By Landraya White
There’s one thing that we women need to have more of when it comes to men and it’s patience. Honestly, patience is truly a virtue. And it’s hard to have when we are always playing the waiting game with a new boy with potential.
Being in a serious relationship for a long time can do one of a few things to a girl. If it ends badly, it can make you shun away men, treating them as if they all have the bubonic plague. If it goes well, it can make you gully for love, those kind of people who go around smiling all the time. But if you get out of being a serious relationship, it sometimes feels hard to just be single for a while.
Sometimes you get this feeling where you start to miss being loved. And come on, if you’ve ever been in love you know what that feels like. I can say some of my happiest moments came from when I was deeply in love with a man. I have never been happier in my life. We sometimes don’t realize how valuable the concept of love between two people can be. Or how precious it is.
Getting out of a bad relationship can do emotional damage, but as a woman, I’ve seen myself become that terrifyingly aggressive female who constantly pushes for a relationship way too early and watches a guys buttocks as they run away. No, seriously! Cooing “babe” over the phone at only three weeks in is a sign of that and any form of intimacy makes me automatically think that the guy must want to be my boyfriend because hey—he’s hanging out in places that I don’t let many people venture too. I have found that in most of my lustful mishaps and failed courtships, that I too was to blame. I ride over the idea that the guy could only want me for a pleasurable night in bed, and try to imagine myself being with the person. He couldn’t be possibly out to hurt me. He must want me now.
Yes. I imagine myself with them. It’s really a horrible thing to be bitten by the lovebug. I’ve actually had dreams of being pregnant and married with men that I’ve just recently met and started crushing on.
Why was I doing it? Because I had this constant need to get back into a relationship immediately. I wanted to be hugged, loved, and touched all over again. I’m a fiend for love, I am and I miss being in a relationship. And it’s so hard when you feel like everyone around you is all booed up and happily running along with their mates. I start to wonder, what’s wrong with me? Why can’t I get a man?
I reached a point when I was over being single. And I reached that limit pretty fast. I mean, who can really stand dealing with dumb boys that just want to get some over and over again? It’s the thrill of the chase, the reason why some people feel the urge to be single in the first place. But honestly, I’m one of those girls that don’t like to be played a fool by a man, and for some reason it’s happened to me too many times. I get all caught up in the game he’s spitting and forget to realize the condom sitting on the dashboard of his car. Need I say more?
But what I’ve learned from relationships that last, is that you have to play the waiting game. And hold yourself to higher integrity in the process of it. Many of my good girlfriends that are with great guys right now didn’t just meet them in a day and start dating them over night. Some were people they knew for quite some time. Somewhere friends of a friend. But they all had patience when it came to finding true love. Jumping into a relationship too quickly, I’ve noticed, can make a person crash and burn. I mean honestly, do you really know a person after talking to them for three weeks? Give it time, blow some fairy dust on it.

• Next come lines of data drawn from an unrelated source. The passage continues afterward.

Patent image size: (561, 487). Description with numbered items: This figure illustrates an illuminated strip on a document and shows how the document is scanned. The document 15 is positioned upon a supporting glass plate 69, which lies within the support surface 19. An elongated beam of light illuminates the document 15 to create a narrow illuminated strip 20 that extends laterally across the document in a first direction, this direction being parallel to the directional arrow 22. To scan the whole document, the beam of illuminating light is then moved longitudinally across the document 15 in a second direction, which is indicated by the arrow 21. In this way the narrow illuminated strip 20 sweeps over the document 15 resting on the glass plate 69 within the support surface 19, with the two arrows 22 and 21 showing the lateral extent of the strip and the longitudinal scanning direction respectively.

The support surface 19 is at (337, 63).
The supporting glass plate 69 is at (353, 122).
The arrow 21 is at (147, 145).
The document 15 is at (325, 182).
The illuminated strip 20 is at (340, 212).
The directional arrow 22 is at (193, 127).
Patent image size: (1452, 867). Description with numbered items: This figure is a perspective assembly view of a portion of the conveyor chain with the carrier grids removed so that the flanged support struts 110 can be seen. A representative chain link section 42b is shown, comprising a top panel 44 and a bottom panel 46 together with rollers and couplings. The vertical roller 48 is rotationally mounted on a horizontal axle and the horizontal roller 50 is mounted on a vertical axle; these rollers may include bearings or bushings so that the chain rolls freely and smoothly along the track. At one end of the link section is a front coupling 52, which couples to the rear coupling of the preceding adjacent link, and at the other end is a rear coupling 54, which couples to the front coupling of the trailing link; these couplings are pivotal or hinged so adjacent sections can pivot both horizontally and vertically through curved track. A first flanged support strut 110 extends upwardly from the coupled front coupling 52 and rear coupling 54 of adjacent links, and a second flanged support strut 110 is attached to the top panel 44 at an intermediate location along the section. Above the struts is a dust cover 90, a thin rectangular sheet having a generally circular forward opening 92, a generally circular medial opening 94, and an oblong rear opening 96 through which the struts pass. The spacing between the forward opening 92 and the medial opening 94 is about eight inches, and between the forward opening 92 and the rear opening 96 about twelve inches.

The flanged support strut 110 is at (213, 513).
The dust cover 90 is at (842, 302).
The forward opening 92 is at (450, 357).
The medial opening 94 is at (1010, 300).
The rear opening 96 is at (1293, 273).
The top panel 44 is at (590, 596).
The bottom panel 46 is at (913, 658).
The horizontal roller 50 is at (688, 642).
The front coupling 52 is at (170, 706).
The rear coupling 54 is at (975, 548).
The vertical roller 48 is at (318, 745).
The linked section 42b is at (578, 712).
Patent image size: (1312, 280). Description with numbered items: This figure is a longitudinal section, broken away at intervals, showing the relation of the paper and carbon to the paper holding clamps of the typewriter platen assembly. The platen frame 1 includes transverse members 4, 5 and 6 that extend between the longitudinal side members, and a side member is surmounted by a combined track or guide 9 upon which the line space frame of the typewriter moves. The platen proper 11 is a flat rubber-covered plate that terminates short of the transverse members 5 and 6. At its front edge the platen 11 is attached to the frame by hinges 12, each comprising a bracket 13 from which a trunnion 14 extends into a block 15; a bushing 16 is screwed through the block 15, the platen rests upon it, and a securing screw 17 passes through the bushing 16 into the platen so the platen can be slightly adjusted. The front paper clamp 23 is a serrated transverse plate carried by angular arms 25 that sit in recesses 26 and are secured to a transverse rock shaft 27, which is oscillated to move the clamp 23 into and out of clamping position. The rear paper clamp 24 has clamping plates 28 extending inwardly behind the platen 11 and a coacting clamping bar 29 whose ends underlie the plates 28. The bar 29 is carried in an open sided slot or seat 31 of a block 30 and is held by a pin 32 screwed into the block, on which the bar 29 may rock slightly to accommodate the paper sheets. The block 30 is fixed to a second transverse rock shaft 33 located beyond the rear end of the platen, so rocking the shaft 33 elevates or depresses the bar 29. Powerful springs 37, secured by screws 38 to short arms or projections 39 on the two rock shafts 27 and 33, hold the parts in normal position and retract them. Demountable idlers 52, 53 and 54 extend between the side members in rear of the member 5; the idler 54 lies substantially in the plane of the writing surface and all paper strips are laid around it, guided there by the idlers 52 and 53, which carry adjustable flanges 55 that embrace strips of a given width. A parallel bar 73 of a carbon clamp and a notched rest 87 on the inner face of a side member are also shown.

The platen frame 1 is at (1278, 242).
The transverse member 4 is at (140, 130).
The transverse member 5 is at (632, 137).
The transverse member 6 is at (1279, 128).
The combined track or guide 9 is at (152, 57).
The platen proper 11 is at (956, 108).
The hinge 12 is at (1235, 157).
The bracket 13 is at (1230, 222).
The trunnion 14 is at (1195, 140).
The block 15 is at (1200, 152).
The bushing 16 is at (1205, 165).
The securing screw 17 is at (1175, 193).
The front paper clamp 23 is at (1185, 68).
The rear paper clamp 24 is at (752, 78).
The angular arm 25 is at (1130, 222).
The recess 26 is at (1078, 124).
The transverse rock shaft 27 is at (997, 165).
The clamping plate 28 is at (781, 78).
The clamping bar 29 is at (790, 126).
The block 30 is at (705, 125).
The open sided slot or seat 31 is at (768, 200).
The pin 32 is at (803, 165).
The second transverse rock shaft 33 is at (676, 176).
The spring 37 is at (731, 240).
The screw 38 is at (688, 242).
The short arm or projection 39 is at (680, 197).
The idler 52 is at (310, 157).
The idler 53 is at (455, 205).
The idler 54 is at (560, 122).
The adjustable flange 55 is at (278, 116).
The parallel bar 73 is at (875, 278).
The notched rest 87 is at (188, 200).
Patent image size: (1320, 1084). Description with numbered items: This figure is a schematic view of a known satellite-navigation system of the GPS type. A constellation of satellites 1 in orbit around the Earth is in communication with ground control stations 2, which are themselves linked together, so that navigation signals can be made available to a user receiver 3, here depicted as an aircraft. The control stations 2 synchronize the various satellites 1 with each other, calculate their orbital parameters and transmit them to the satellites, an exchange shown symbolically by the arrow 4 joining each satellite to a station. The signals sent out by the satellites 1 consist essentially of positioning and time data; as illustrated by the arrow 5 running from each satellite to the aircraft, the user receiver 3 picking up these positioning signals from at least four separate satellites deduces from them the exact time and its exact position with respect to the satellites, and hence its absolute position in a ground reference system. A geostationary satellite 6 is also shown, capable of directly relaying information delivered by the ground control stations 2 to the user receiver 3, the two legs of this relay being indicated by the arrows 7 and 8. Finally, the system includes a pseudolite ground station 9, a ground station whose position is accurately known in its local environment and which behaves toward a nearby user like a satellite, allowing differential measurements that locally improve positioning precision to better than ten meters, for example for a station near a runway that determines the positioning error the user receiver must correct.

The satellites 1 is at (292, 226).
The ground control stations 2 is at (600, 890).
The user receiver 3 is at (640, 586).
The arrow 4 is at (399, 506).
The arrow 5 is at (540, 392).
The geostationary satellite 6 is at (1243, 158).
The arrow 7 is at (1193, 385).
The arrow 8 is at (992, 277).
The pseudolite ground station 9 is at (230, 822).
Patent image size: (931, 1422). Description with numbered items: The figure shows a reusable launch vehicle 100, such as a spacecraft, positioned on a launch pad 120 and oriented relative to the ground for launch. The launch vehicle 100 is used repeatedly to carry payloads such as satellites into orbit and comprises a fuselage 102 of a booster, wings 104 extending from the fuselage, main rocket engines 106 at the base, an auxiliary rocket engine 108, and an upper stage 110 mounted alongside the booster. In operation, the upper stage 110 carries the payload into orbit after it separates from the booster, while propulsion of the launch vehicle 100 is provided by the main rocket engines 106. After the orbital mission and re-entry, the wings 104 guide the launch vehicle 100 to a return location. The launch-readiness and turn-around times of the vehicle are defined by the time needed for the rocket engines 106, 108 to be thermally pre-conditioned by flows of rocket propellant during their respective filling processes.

The last thing you want to do is look like a big fool. What you want may not be what the other person wants, so make sure you clear that up soon before you find yourself initiating every phone call and looking real desperate. No one wants to be that girl.
I’ve always believed what’s meant to be shall be. If you meet that cute guy and hooked up with him on the low and felt played when he told you that he likes you but he’s got trust issues like Drake—don’t let him go to early. Hit him up every now and then. Really get to know them. I often feel like in our day and age we like to rush into things without really knowing a person. So take your time with it. And if you haven’t found that someone, just live your life. They will surely come along soon.
It’s hard, yes, because you never know when the lovebug is going to bite you and you constantly feel like you’re going to be waiting for forever.
But, patience is truly a virtue my dear. Patience is a virtue.